Upon finishing his studies with Takeda in 1938, Mr. Okuyama published the first of what was to be many of his martial arts texts entitled, "Daito-ryu Goshinjutsu" (The Daito System of Self-Protection). Shortly thereafter, backed by the assistance of Army General Iwane Matsui and Naval Attache Kumpei Matsumoto, Mr. Okuyama established the Dai-Nippon Shidokai (Greater Japan Way of the Samurai Association} , and became a public instructor in what he called Daito-ryu Hiden Shido (Secret Daito-Ryu Way of the Samurai}. His first dojo was in Asahikawa and was called the Nippon Shidokai Ryubukan.
In 1939, he moved to the Kanda district in Tokyo and founded the Dai Nihon Shidokai, which began his split from the main Daito-ryu school. By this time, Takeda was too old to take care of himself and the leadership of Daito-ryu was somewhat in question. The heir apparent, Tokimune Takeda, was still quite young, but seemed destined to take over the ryu. Mr. Okuyama, seeing little chance for administrative advancement in Daito-ryu, grew restless. After so many years of study and travel, he had become a highly skilled exponent of both martial arts and medicine, and wanted to use those skills not only to bring financial benefits and fame for himself, but also to be of distinguished service to his country. It was in this environment that he began to formulate his own distinct system.
Finally, on June 1, 1941, at the Shiba Tenso Jinja (Shinto shrine in the Shiba district of Tokyo}, he held the Hakko-ryu, Kaiso Hokokusai [Ceremony Proclaiming to the Kami (Shinto deities} the Birth of Hakko-ryu]. From that day forward Mr. Okuyama took the pen name of Ryuho. Meaning "the spine of a dragon" and called his system Hakko-ryu JuJutsu.
During the war he taught Hakko-ryu in its original form to many of the leaders in government and the military, and in 1943 renamed his dojo the Hakko-ryu Kobujuku (Private School of the Ancient Martial Art Hakko-ryu}. He was featured in magazines, gave seminars and appeared on radio talk shows.

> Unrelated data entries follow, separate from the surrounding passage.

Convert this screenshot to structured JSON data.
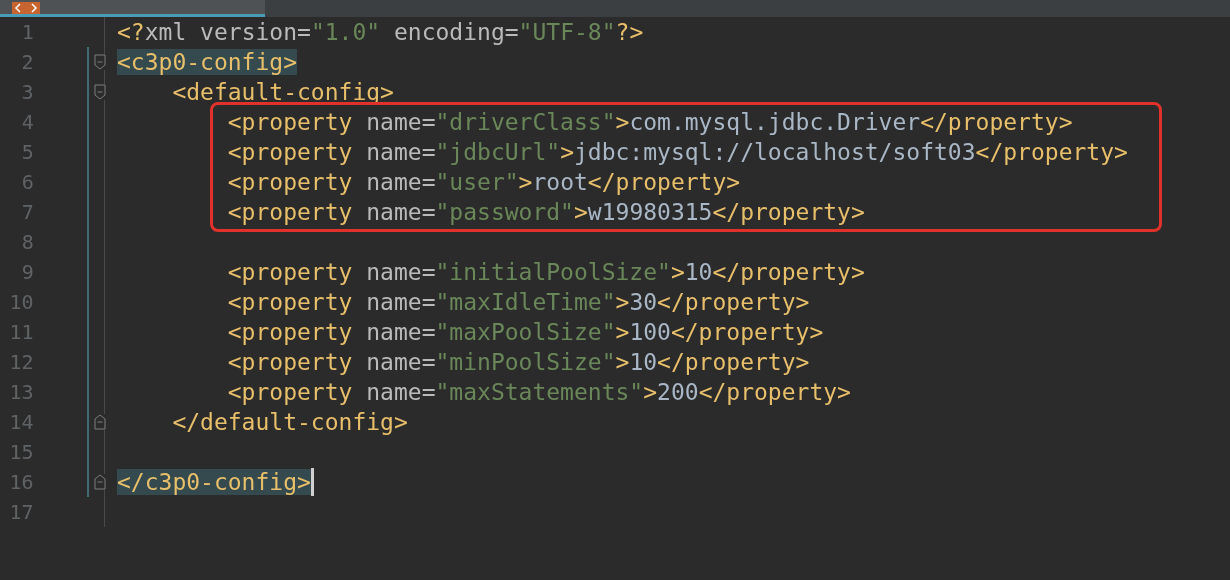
{
  "tab": {
    "selected": true
  },
  "lines": [
    {
      "number": "1",
      "tokens": [
        {
          "kind": "tag",
          "text": "<?"
        },
        {
          "kind": "attr",
          "text": "xml version="
        },
        {
          "kind": "string",
          "text": "\"1.0\""
        },
        {
          "kind": "attr",
          "text": " encoding="
        },
        {
          "kind": "string",
          "text": "\"UTF-8\""
        },
        {
          "kind": "tag",
          "text": "?>"
        }
      ]
    },
    {
      "number": "2",
      "kind": "fold_start",
      "highlighted": true,
      "tokens": [
        {
          "kind": "tag",
          "text": "<c3p0-config>"
        }
      ]
    },
    {
      "number": "3",
      "kind": "fold_start",
      "tokens": [
        {
          "kind": "tag",
          "text": "    <default-config>"
        }
      ]
    },
    {
      "number": "4",
      "boxed": true,
      "tokens": [
        {
          "kind": "tag",
          "text": "        <property"
        },
        {
          "kind": "attr",
          "text": " name="
        },
        {
          "kind": "string",
          "text": "\"driverClass\""
        },
        {
          "kind": "tag",
          "text": ">"
        },
        {
          "kind": "text",
          "text": "com.mysql.jdbc.Driver"
        },
        {
          "kind": "tag",
          "text": "</property>"
        }
      ]
    },
    {
      "number": "5",
      "boxed": true,
      "tokens": [
        {
          "kind": "tag",
          "text": "        <property"
        },
        {
          "kind": "attr",
          "text": " name="
        },
        {
          "kind": "string",
          "text": "\"jdbcUrl\""
        },
        {
          "kind": "tag",
          "text": ">"
        },
        {
          "kind": "text",
          "text": "jdbc:mysql://localhost/soft03"
        },
        {
          "kind": "tag",
          "text": "</property>"
        }
      ]
    },
    {
      "number": "6",
      "boxed": true,
      "tokens": [
        {
          "kind": "tag",
          "text": "        <property"
        },
        {
          "kind": "attr",
          "text": " name="
        },
        {
          "kind": "string",
          "text": "\"user\""
        },
        {
          "kind": "tag",
          "text": ">"
        },
        {
          "kind": "text",
          "text": "root"
        },
        {
          "kind": "tag",
          "text": "</property>"
        }
      ]
    },
    {
      "number": "7",
      "boxed": true,
      "tokens": [
        {
          "kind": "tag",
          "text": "        <property"
        },
        {
          "kind": "attr",
          "text": " name="
        },
        {
          "kind": "string",
          "text": "\"password\""
        },
        {
          "kind": "tag",
          "text": ">"
        },
        {
          "kind": "text",
          "text": "w19980315"
        },
        {
          "kind": "tag",
          "text": "</property>"
        }
      ]
    },
    {
      "number": "8"
    },
    {
      "number": "9",
      "tokens": [
        {
          "kind": "tag",
          "text": "        <property"
        },
        {
          "kind": "attr",
          "text": " name="
        },
        {
          "kind": "string",
          "text": "\"initialPoolSize\""
        },
        {
          "kind": "tag",
          "text": ">"
        },
        {
          "kind": "text",
          "text": "10"
        },
        {
          "kind": "tag",
          "text": "</property>"
        }
      ]
    },
    {
      "number": "10",
      "tokens": [
        {
          "kind": "tag",
          "text": "        <property"
        },
        {
          "kind": "attr",
          "text": " name="
        },
        {
          "kind": "string",
          "text": "\"maxIdleTime\""
        },
        {
          "kind": "tag",
          "text": ">"
        },
        {
          "kind": "text",
          "text": "30"
        },
        {
          "kind": "tag",
          "text": "</property>"
        }
      ]
    },
    {
      "number": "11",
      "tokens": [
        {
          "kind": "tag",
          "text": "        <property"
        },
        {
          "kind": "attr",
          "text": " name="
        },
        {
          "kind": "string",
          "text": "\"maxPoolSize\""
        },
        {
          "kind": "tag",
          "text": ">"
        },
        {
          "kind": "text",
          "text": "100"
        },
        {
          "kind": "tag",
          "text": "</property>"
        }
      ]
    },
    {
      "number": "12",
      "tokens": [
        {
          "kind": "tag",
          "text": "        <property"
        },
        {
          "kind": "attr",
          "text": " name="
        },
        {
          "kind": "string",
          "text": "\"minPoolSize\""
        },
        {
          "kind": "tag",
          "text": ">"
        },
        {
          "kind": "text",
          "text": "10"
        },
        {
          "kind": "tag",
          "text": "</property>"
        }
      ]
    },
    {
      "number": "13",
      "tokens": [
        {
          "kind": "tag",
          "text": "        <property"
        },
        {
          "kind": "attr",
          "text": " name="
        },
        {
          "kind": "string",
          "text": "\"maxStatements\""
        },
        {
          "kind": "tag",
          "text": ">"
        },
        {
          "kind": "text",
          "text": "200"
        },
        {
          "kind": "tag",
          "text": "</property>"
        }
      ]
    },
    {
      "number": "14",
      "kind": "fold_end",
      "tokens": [
        {
          "kind": "tag",
          "text": "    </default-config>"
        }
      ]
    },
    {
      "number": "15"
    },
    {
      "number": "16",
      "kind": "fold_end",
      "highlighted": true,
      "caret": true,
      "tokens": [
        {
          "kind": "tag",
          "text": "</c3p0-config>"
        }
      ]
    },
    {
      "number": "17"
    }
  ]
}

By the middle of the decade, however, the war situation began to look increasingly bleak, and with the continuous allied bombings, Tokyo was becoming almost uninhabitable. Finally, in 1945, Mr. Okuyama abandoned the Kanda dojo and escaped to his home prefecture of Yamagata. The trip was very difficult. Mr. Okuyama wrote of having to subsist on a single piece of tofu each day, and sleep in the snow with only an amado (storm door made of light wood) for shelter. One can hardly imagine the difficulties faced by the average Japanese citizen during that period. Once he arrived, he and a small group of followers joined the Mt. Haguro sect of Shugendo where they prayed for peace and the deliverance of their nation.

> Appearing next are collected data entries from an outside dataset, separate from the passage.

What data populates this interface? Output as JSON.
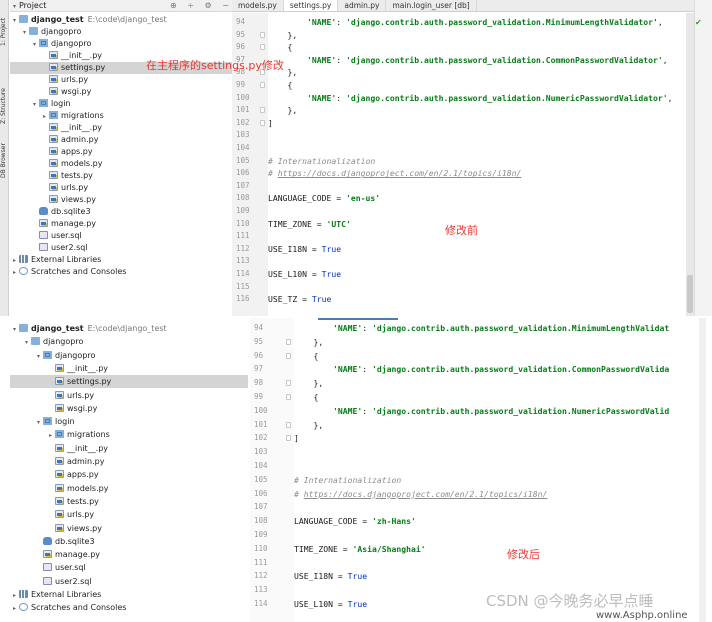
{
  "top": {
    "tabs": [
      "models.py",
      "settings.py",
      "admin.py",
      "main.login_user [db]"
    ],
    "tree": {
      "project_label": "Project",
      "rows": [
        {
          "label": "django_test",
          "path": "E:\\code\\django_test",
          "icon": "folder",
          "depth": 0,
          "expanded": true,
          "bold": true
        },
        {
          "label": "djangopro",
          "icon": "folder",
          "depth": 1,
          "expanded": true
        },
        {
          "label": "djangopro",
          "icon": "package",
          "depth": 2,
          "expanded": true
        },
        {
          "label": "__init__.py",
          "icon": "python-file",
          "depth": 3
        },
        {
          "label": "settings.py",
          "icon": "python-file",
          "depth": 3,
          "selected": true
        },
        {
          "label": "urls.py",
          "icon": "python-file",
          "depth": 3
        },
        {
          "label": "wsgi.py",
          "icon": "python-file",
          "depth": 3
        },
        {
          "label": "login",
          "icon": "package",
          "depth": 2,
          "expanded": true
        },
        {
          "label": "migrations",
          "icon": "package",
          "depth": 3,
          "collapsed": true
        },
        {
          "label": "__init__.py",
          "icon": "python-file",
          "depth": 3
        },
        {
          "label": "admin.py",
          "icon": "python-file",
          "depth": 3
        },
        {
          "label": "apps.py",
          "icon": "python-file",
          "depth": 3
        },
        {
          "label": "models.py",
          "icon": "python-file",
          "depth": 3
        },
        {
          "label": "tests.py",
          "icon": "python-file",
          "depth": 3
        },
        {
          "label": "urls.py",
          "icon": "python-file",
          "depth": 3
        },
        {
          "label": "views.py",
          "icon": "python-file",
          "depth": 3
        },
        {
          "label": "db.sqlite3",
          "icon": "database",
          "depth": 2
        },
        {
          "label": "manage.py",
          "icon": "python-file",
          "depth": 2
        },
        {
          "label": "user.sql",
          "icon": "sql-file",
          "depth": 2
        },
        {
          "label": "user2.sql",
          "icon": "sql-file",
          "depth": 2
        },
        {
          "label": "External Libraries",
          "icon": "library",
          "depth": 0,
          "collapsed": true
        },
        {
          "label": "Scratches and Consoles",
          "icon": "scratch",
          "depth": 0,
          "collapsed": true
        }
      ]
    },
    "line_numbers": [
      "94",
      "95",
      "96",
      "97",
      "98",
      "99",
      "100",
      "101",
      "102",
      "103",
      "104",
      "105",
      "106",
      "107",
      "108",
      "109",
      "110",
      "111",
      "112",
      "113",
      "114",
      "115",
      "116"
    ],
    "code": [
      "        'NAME': 'django.contrib.auth.password_validation.MinimumLengthValidator',",
      "    },",
      "    {",
      "        'NAME': 'django.contrib.auth.password_validation.CommonPasswordValidator',",
      "    },",
      "    {",
      "        'NAME': 'django.contrib.auth.password_validation.NumericPasswordValidator',",
      "    },",
      "]",
      "",
      "",
      "# Internationalization",
      "# https://docs.djangoproject.com/en/2.1/topics/i18n/",
      "",
      "LANGUAGE_CODE = 'en-us'",
      "",
      "TIME_ZONE = 'UTC'",
      "",
      "USE_I18N = True",
      "",
      "USE_L10N = True",
      "",
      "USE_TZ = True"
    ],
    "annotation_settings": "在主程序的settings.py修改",
    "annotation_before": "修改前"
  },
  "bottom": {
    "tree": {
      "rows": [
        {
          "label": "django_test",
          "path": "E:\\code\\django_test",
          "icon": "folder",
          "depth": 0,
          "expanded": true,
          "bold": true
        },
        {
          "label": "djangopro",
          "icon": "folder",
          "depth": 1,
          "expanded": true
        },
        {
          "label": "djangopro",
          "icon": "package",
          "depth": 2,
          "expanded": true
        },
        {
          "label": "__init__.py",
          "icon": "python-file",
          "depth": 3
        },
        {
          "label": "settings.py",
          "icon": "python-file",
          "depth": 3,
          "selected": true
        },
        {
          "label": "urls.py",
          "icon": "python-file",
          "depth": 3
        },
        {
          "label": "wsgi.py",
          "icon": "python-file",
          "depth": 3
        },
        {
          "label": "login",
          "icon": "package",
          "depth": 2,
          "expanded": true
        },
        {
          "label": "migrations",
          "icon": "package",
          "depth": 3,
          "collapsed": true
        },
        {
          "label": "__init__.py",
          "icon": "python-file",
          "depth": 3
        },
        {
          "label": "admin.py",
          "icon": "python-file",
          "depth": 3
        },
        {
          "label": "apps.py",
          "icon": "python-file",
          "depth": 3
        },
        {
          "label": "models.py",
          "icon": "python-file",
          "depth": 3
        },
        {
          "label": "tests.py",
          "icon": "python-file",
          "depth": 3
        },
        {
          "label": "urls.py",
          "icon": "python-file",
          "depth": 3
        },
        {
          "label": "views.py",
          "icon": "python-file",
          "depth": 3
        },
        {
          "label": "db.sqlite3",
          "icon": "database",
          "depth": 2
        },
        {
          "label": "manage.py",
          "icon": "python-file",
          "depth": 2
        },
        {
          "label": "user.sql",
          "icon": "sql-file",
          "depth": 2
        },
        {
          "label": "user2.sql",
          "icon": "sql-file",
          "depth": 2
        },
        {
          "label": "External Libraries",
          "icon": "library",
          "depth": 0,
          "collapsed": true
        },
        {
          "label": "Scratches and Consoles",
          "icon": "scratch",
          "depth": 0,
          "collapsed": true
        }
      ]
    },
    "line_numbers": [
      "94",
      "95",
      "96",
      "97",
      "98",
      "99",
      "100",
      "101",
      "102",
      "103",
      "104",
      "105",
      "106",
      "107",
      "108",
      "109",
      "110",
      "111",
      "112",
      "113",
      "114"
    ],
    "code": [
      "        'NAME': 'django.contrib.auth.password_validation.MinimumLengthValidat",
      "    },",
      "    {",
      "        'NAME': 'django.contrib.auth.password_validation.CommonPasswordValida",
      "    },",
      "    {",
      "        'NAME': 'django.contrib.auth.password_validation.NumericPasswordValid",
      "    },",
      "]",
      "",
      "",
      "# Internationalization",
      "# https://docs.djangoproject.com/en/2.1/topics/i18n/",
      "",
      "LANGUAGE_CODE = 'zh-Hans'",
      "",
      "TIME_ZONE = 'Asia/Shanghai'",
      "",
      "USE_I18N = True",
      "",
      "USE_L10N = True"
    ],
    "annotation_after": "修改后"
  },
  "sidebar_labels": [
    "1: Project",
    "Z: Structure",
    "DB Browser"
  ],
  "watermark": {
    "main": "CSDN @今晚务必早点睡",
    "url": "www.Asphp.online"
  },
  "colors": {
    "annotation": "#e8382f",
    "string": "#067d17",
    "keyword": "#0033b3",
    "comment": "#8c8c8c",
    "selection": "#d4d4d4"
  }
}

In 1947, Mr. Okuyama quietly relocated to Saitama Prefecture where he established the Hakko Juku Honbu Dojo (Private Headquarters Dojo of Hakko-ryu} and slowly rebuilt his former life as a martial arts teacher and healer. By this time, his political aspirations had been completely destroyed, and he decided to leave that era of his life behind him. In this post-war environment, however, making a living as a martial artist was no easy task either but gradually, over many years, he succeeded in doing so.